Their comments cast doubt over the future of a project that is more than 90% complete, scheduled to operate from early 2021 and which would double the capacity of the existing Nord Stream 1 pipeline from Russia to Germany, Europe’s largest economy.
Knocking out that additional capacity would put upward pressure on gas prices. But reduced energy demand due to the COVID-19 pandemic, and slack in the German economy, would give Berlin time to work out alternative additional supply sources.
“Germany could easily afford it,” Berenberg Bank economist Holger Schmieding said of the possibility of axing the pipeline, describing the impact on economic output as “negligible”.
“We have time anyway, and now with GDP only to reach pre-pandemic levels in 2022, in a way we have more time to figure out how to grapple with it than we had before,” he said.
Navalny was airlifted to Germany for hospital treatment after falling ill on a Russian domestic flight last month. The German government says he was poisoned with a Novichok nerve agent similar to the one used in an attempt to kill a former Russian spy in England two years ago.
Moscow says it has seen no evidence he was poisoned.
Merkel, who had until now been unwavering in her support for Nord Stream 2, wants to agree a response to the affair with Germany’s European Union partners and is first awaiting an explanation from Russia.
TRADE-OFFS
Merkel and the EU face a trade-off between the economic benefits of the pipeline and the firm political message that abandoning it would send to Russia, analysts say.
“Merkel’s perhaps deliberate opening of the domestic debate underlines that Berlin’s support for pragmatic dialogue with Putin is not for free,” said Carsten Nickel at Teneo, a consultancy.
Germany could use the threat of an exit from the project to try to get more engagement from Russian President Vladimir Putin on issues such as Ukraine or Belarus, he said.
But with 2,300 km of the 2,460 km twin-pipeline length completed, the commercial momentum behind the project may well carry it through.
A study undertaken in April by Cologne University’s energy economics institute (EWI) showed that consumers would benefit from a 5% gas price discount if Nord Stream 2 materialized.
There is strong commercial resistance to axing the project.

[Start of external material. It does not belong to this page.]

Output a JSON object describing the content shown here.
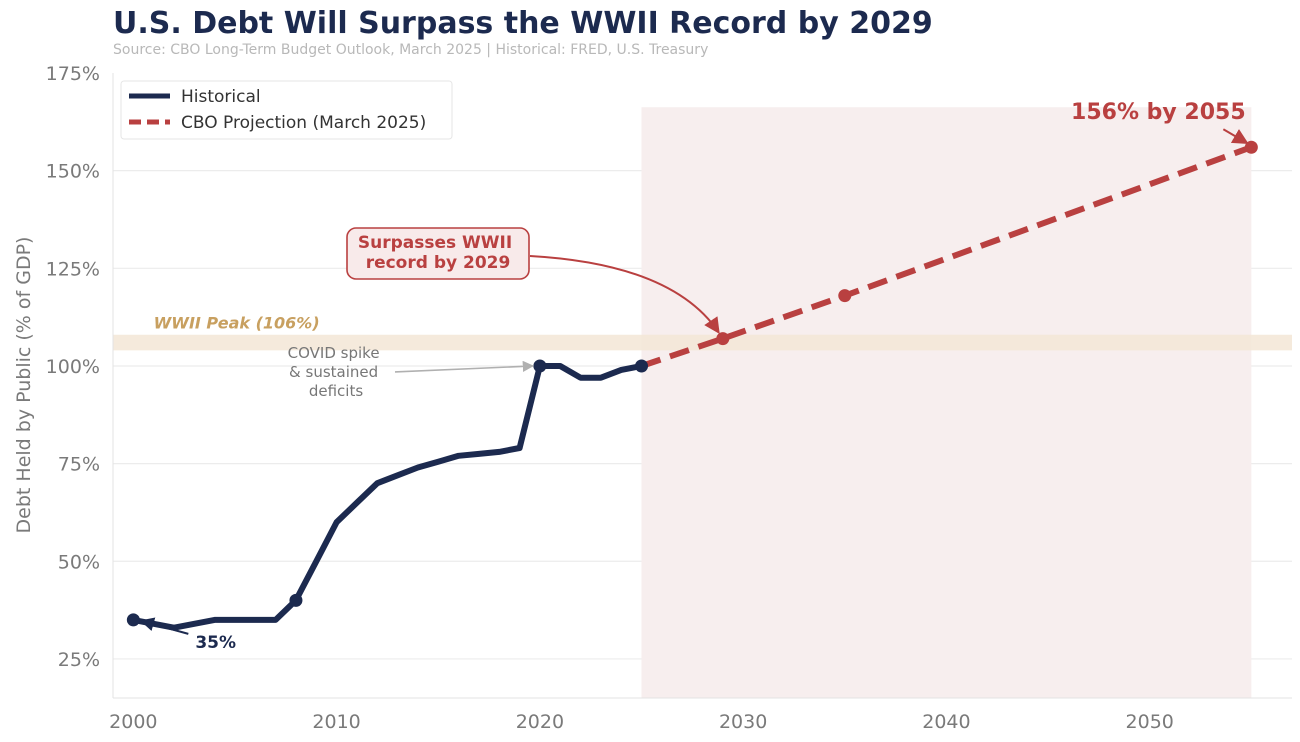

Oliver Hermes, chairman of the Ost-Ausschuss, which represents German business interests in Russia, said abandoning it would damage Germany’s commercial reputation.
“This would place a considerable burden on the image of the EU and Germany as a safe investment location,” he said.

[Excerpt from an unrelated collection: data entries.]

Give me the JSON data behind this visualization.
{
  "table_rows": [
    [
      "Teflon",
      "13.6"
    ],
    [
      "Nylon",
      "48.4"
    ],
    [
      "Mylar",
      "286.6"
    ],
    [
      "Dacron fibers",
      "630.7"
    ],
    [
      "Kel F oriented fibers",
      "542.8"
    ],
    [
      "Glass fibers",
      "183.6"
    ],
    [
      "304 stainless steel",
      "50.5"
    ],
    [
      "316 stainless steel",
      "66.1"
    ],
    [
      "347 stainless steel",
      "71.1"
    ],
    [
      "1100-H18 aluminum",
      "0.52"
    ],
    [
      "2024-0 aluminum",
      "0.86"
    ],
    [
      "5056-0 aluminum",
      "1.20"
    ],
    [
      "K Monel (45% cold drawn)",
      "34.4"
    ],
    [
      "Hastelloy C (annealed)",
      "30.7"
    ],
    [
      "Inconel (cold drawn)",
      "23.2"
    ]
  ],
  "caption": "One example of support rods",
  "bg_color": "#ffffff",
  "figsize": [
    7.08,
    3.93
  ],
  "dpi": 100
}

German gas stocks were filled to 93.2% capacity on Saturday, data from European infrastructure group GIE showed, more than enough to cope with the immediate challenge of heating Germans’ homes this winter.

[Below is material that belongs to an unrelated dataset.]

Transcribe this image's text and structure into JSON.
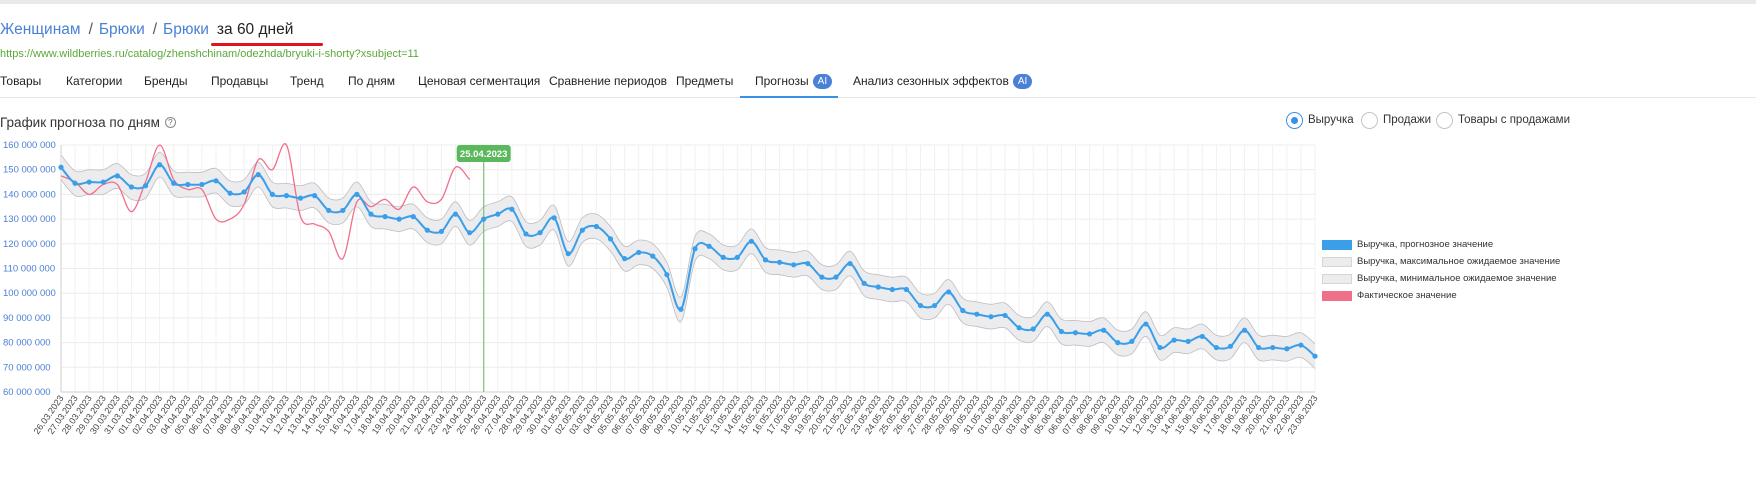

But sourcing alternative energy supplies in the longer term – potentially from U.S. fracking gas, liquid gas from Russia and Qatar, or additional pipeline gas – would cost “billions of euros per year, which European consumers in particular would then have to pay,” Hermes said.
The legal costs of abandoning Nord Stream 2 could also prove a major headache. The five Western partners in the 9.5 billion euro project led by Russia’s Gazprom would suffer massive writedowns should it be axed.
Half a dozen people familiar with the industry said pulling the plug would provoke a backlash from among the 120 firms involved in the project. Two of the people, including a specialist energy lawyer, forecast a raft of lawsuits.